Fritz Perls, fondatore della terapia della Gestalt scrive: “L’idea della terapia della gestalt è trasformare gli individui di carta in persone reali: riportare alla vita l’uomo intero della nostra epoca e insegnargli a usare la sua potenzialità innata; a essere, diciamo, un leader senza essere un ribelle; ad avere un proprio equilibrio invece di vivere sbilenco” (Approccio alla Gestalt) .

L’idea è che la terapia costituisce un processo in cui, attraverso la possibilità di sperimentare una relazione autentica e reciproca tra terapeuta e paziente, si attiva un processo di crescita, accettazione e consapevolezza che rende l’uomo in grado di sviluppare auto sostegno, autonomia e creatività.

La terapia della Gestalt mette l’accento sul tempo presente e sulla possibilità di cambiare e trovare soluzioni migliori per se stessi in ogni momento della propria vita attraverso un atto creativo che comprende la ridefinizione della propria storia e della situazione che si sta vivendo e la possibilità di sperimentarsi e accogliersi nelle infinite forme che ognuno di noi può assumere.

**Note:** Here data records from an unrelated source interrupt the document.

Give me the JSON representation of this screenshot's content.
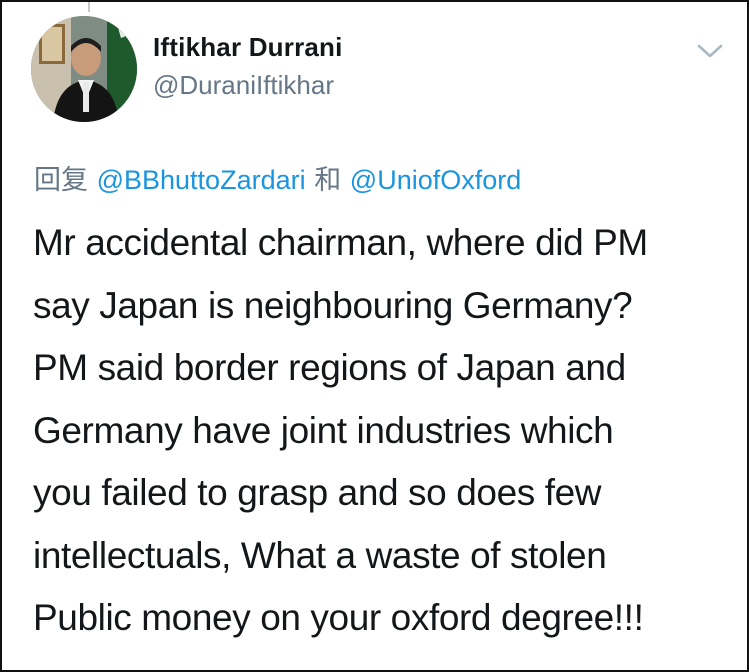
{
  "author": {
    "name": "Iftikhar Durrani",
    "handle": "@DuraniIftikhar"
  },
  "reply": {
    "prefix": "回复",
    "mention_1": "@BBhuttoZardari",
    "conjunction": "和",
    "mention_2": "@UniofOxford"
  },
  "tweet": {
    "lines": [
      "Mr accidental chairman, where did PM",
      "say Japan is neighbouring Germany?",
      "PM said border regions of Japan and",
      "Germany have joint industries which",
      "you failed to grasp and so does few",
      "intellectuals, What a waste of stolen",
      "Public money on your oxford degree!!!"
    ]
  },
  "colors": {
    "text": "#14171a",
    "secondary": "#657786",
    "link": "#1b95e0",
    "chevron": "#aab8c2"
  },
  "icons": {
    "menu": "chevron-down-icon",
    "avatar": "profile-photo"
  }
}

La psicoterapia quindi non assume solo la forma di un percorso di cura, ma di un percorso di crescita per rendere la vita un’esperienza significativa.

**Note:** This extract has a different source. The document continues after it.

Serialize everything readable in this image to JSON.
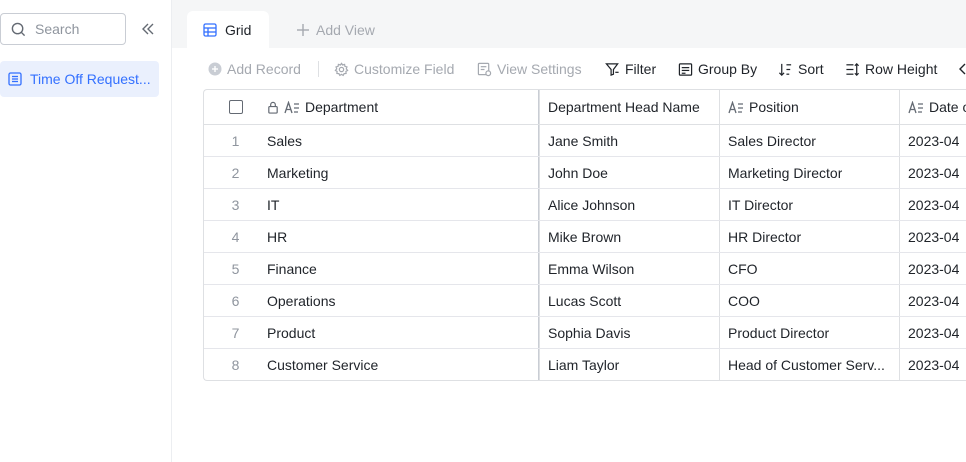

Il decalogo della Gestalt, scritto da Perls per rendere fruibili a tutti i concetti filosofici alla base di questa terapia, può essere un primo indicatore di quello che si sperimenta e si affronta durante una psicoterapia.

1) Vivi adesso

2) Vivi qui

3) Prendi responsabilità dei tuoi pensieri, sentimenti e azioni

4) Smetti di immaginare: sperimenta

5) Smetti con il pensiero superfluo

6) Arrenditi allo sgradevole

7) Esprimi

8) Arrenditi ad essere quello che sei

9) Accetta nessun “devi” o “non devi”, altro che il tuo

10) Metti attenzione su quello che c’è

 Non vuole essere un elenco di doveri e costrizioni, utili solo a farci sentire più inadeguati, ma dei punti fermi utili per un orientamento durante il percorso della vita. Tutti i punti evidenziano un approccio fortemente radicato sulla realtà, sul presente, sul possibile e sulla necessità di sperimentare ed esprimersi liberamente conservando un rispetto e una cura per la propria individualità e autonomia, ma accettando anche tutto ciò da cui fuggiamo: tutto ciò che è doloroso, sgradevole, limitante, ma che fa parte della realtà e soltanto attraversandolo possiamo sostenerlo e superarlo.